ICT penetration is Senegal is above average for the region across the board. The rate of telephone connections and mobile phone users is about twice as high as the regional average. A similar trend holds for internet usage. Telephone and Internet providers exist within the ICT4$ realm in Senegal, with 3 main telephone companies and 6 primary ISPs. The government is making efforts to increase ICT access in rural areas by establishing community multimedia centers with help from UNESCO. National ICT policy in Senegal is a rough balance between several stakeholders, but the objectives include “harnessing ICTs to reduce unemployment and poverty, increase literacy and access to the healthcare, improve competitiveness and efficiency in government and private sector institutions” (PLAN 64).
There is a specific focus on ICTs in education, mostly spearheaded by NGO’s. The projects outlined in the report focus on computer and internet training in schools or after-school programs as well as programs targeted at women.
In 2001, an earthquake struck the state of Gujarat, India. A case study by SEWA, the Self Employed Women’s Association, describes how ICT’s were used following the disaster, and what could have been done differently.

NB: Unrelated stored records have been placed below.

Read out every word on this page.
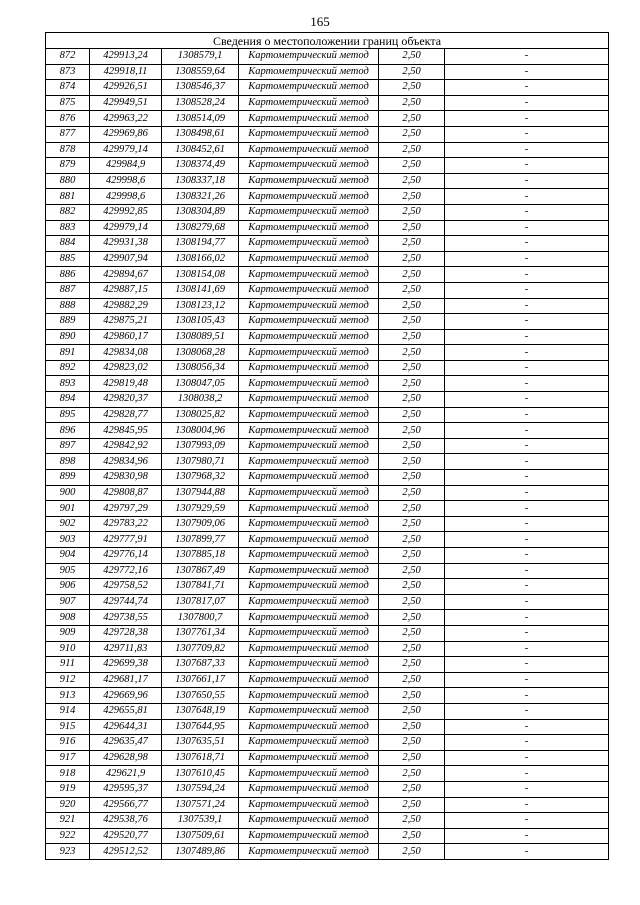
165
Сведения о местоположении границ объекта					
872	429913,24	1308579,1	Картометрический метод	2,50	-
873	429918,11	1308559,64	Картометрический метод	2,50	-
874	429926,51	1308546,37	Картометрический метод	2,50	-
875	429949,51	1308528,24	Картометрический метод	2,50	-
876	429963,22	1308514,09	Картометрический метод	2,50	-
877	429969,86	1308498,61	Картометрический метод	2,50	-
878	429979,14	1308452,61	Картометрический метод	2,50	-
879	429984,9	1308374,49	Картометрический метод	2,50	-
880	429998,6	1308337,18	Картометрический метод	2,50	-
881	429998,6	1308321,26	Картометрический метод	2,50	-
882	429992,85	1308304,89	Картометрический метод	2,50	-
883	429979,14	1308279,68	Картометрический метод	2,50	-
884	429931,38	1308194,77	Картометрический метод	2,50	-
885	429907,94	1308166,02	Картометрический метод	2,50	-
886	429894,67	1308154,08	Картометрический метод	2,50	-
887	429887,15	1308141,69	Картометрический метод	2,50	-
888	429882,29	1308123,12	Картометрический метод	2,50	-
889	429875,21	1308105,43	Картометрический метод	2,50	-
890	429860,17	1308089,51	Картометрический метод	2,50	-
891	429834,08	1308068,28	Картометрический метод	2,50	-
892	429823,02	1308056,34	Картометрический метод	2,50	-
893	429819,48	1308047,05	Картометрический метод	2,50	-
894	429820,37	1308038,2	Картометрический метод	2,50	-
895	429828,77	1308025,82	Картометрический метод	2,50	-
896	429845,95	1308004,96	Картометрический метод	2,50	-
897	429842,92	1307993,09	Картометрический метод	2,50	-
898	429834,96	1307980,71	Картометрический метод	2,50	-
899	429830,98	1307968,32	Картометрический метод	2,50	-
900	429808,87	1307944,88	Картометрический метод	2,50	-
901	429797,29	1307929,59	Картометрический метод	2,50	-
902	429783,22	1307909,06	Картометрический метод	2,50	-
903	429777,91	1307899,77	Картометрический метод	2,50	-
904	429776,14	1307885,18	Картометрический метод	2,50	-
905	429772,16	1307867,49	Картометрический метод	2,50	-
906	429758,52	1307841,71	Картометрический метод	2,50	-
907	429744,74	1307817,07	Картометрический метод	2,50	-
908	429738,55	1307800,7	Картометрический метод	2,50	-
909	429728,38	1307761,34	Картометрический метод	2,50	-
910	429711,83	1307709,82	Картометрический метод	2,50	-
911	429699,38	1307687,33	Картометрический метод	2,50	-
912	429681,17	1307661,17	Картометрический метод	2,50	-
913	429669,96	1307650,55	Картометрический метод	2,50	-
914	429655,81	1307648,19	Картометрический метод	2,50	-
915	429644,31	1307644,95	Картометрический метод	2,50	-
916	429635,47	1307635,51	Картометрический метод	2,50	-
917	429628,98	1307618,71	Картометрический метод	2,50	-
918	429621,9	1307610,45	Картометрический метод	2,50	-
919	429595,37	1307594,24	Картометрический метод	2,50	-
920	429566,77	1307571,24	Картометрический метод	2,50	-
921	429538,76	1307539,1	Картометрический метод	2,50	-
922	429520,77	1307509,61	Картометрический метод	2,50	-
923	429512,52	1307489,86	Картометрический метод	2,50	-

Communication is imperative after a disaster in order to coordinate the relief effort effectively. At this time, mobile phones were uncommon in Indian villages and mobile service did not return until 5 days after the earthquake. In response, the Disaster Mitigation Institute disseminated satellite phones and mobile phones to affected villages and established constant communication with areas in need of relief. The report asserts that “timely access to and proper use of Information Technology, enabled SEWA to mobilise the needed relief material and make relief effective.”
During the rehabilitation stage, the communication afforded by the ICTs allowed the affected communities to be involved in every step of their recovery and the process of rebuilding. The report states, “Twice a week, talk-back sessions of Satcom are held, where the villagers from the affected blocks participated at the village and block level in interactive dialogue with Panel of Engineers, Planners, Architects and Government officials based at Ahmedabad.” SEWA was able to collaborate and accept feedback from villages without sacrificing the speed and efficiency of recovery.
The report ends by acknowledging that access to communication technologies at the local level is vital to successful disaster recovery.
As we have learned in class, technology is often used by those in developing areas in unexpected ways. An article in the Inter Press Service tells the story of women in rural Zimbabwe using their mobile phones for financial transactions. Surely aid agencies did not predict this utilization of ICT by women in rural Africa seeing as it is hardly utilized in the most developed countries.
Here is how it works: people without bank accounts can register for mobile phone banking with their service provider and are given a mobile “e-wallet” that is linked to their phone number. The women in the article are now using this service to pay dues for their co-op, which provides a social safety net in times of disaster, economic crisis, or drought.
The benefit of this service to human development is twofold. One, it gives these women some financial independence, allowing them to make transactions without relying on a husbands bank account or long journeys. Two, it allows separated families to more easily transfer small sums of money to members in need.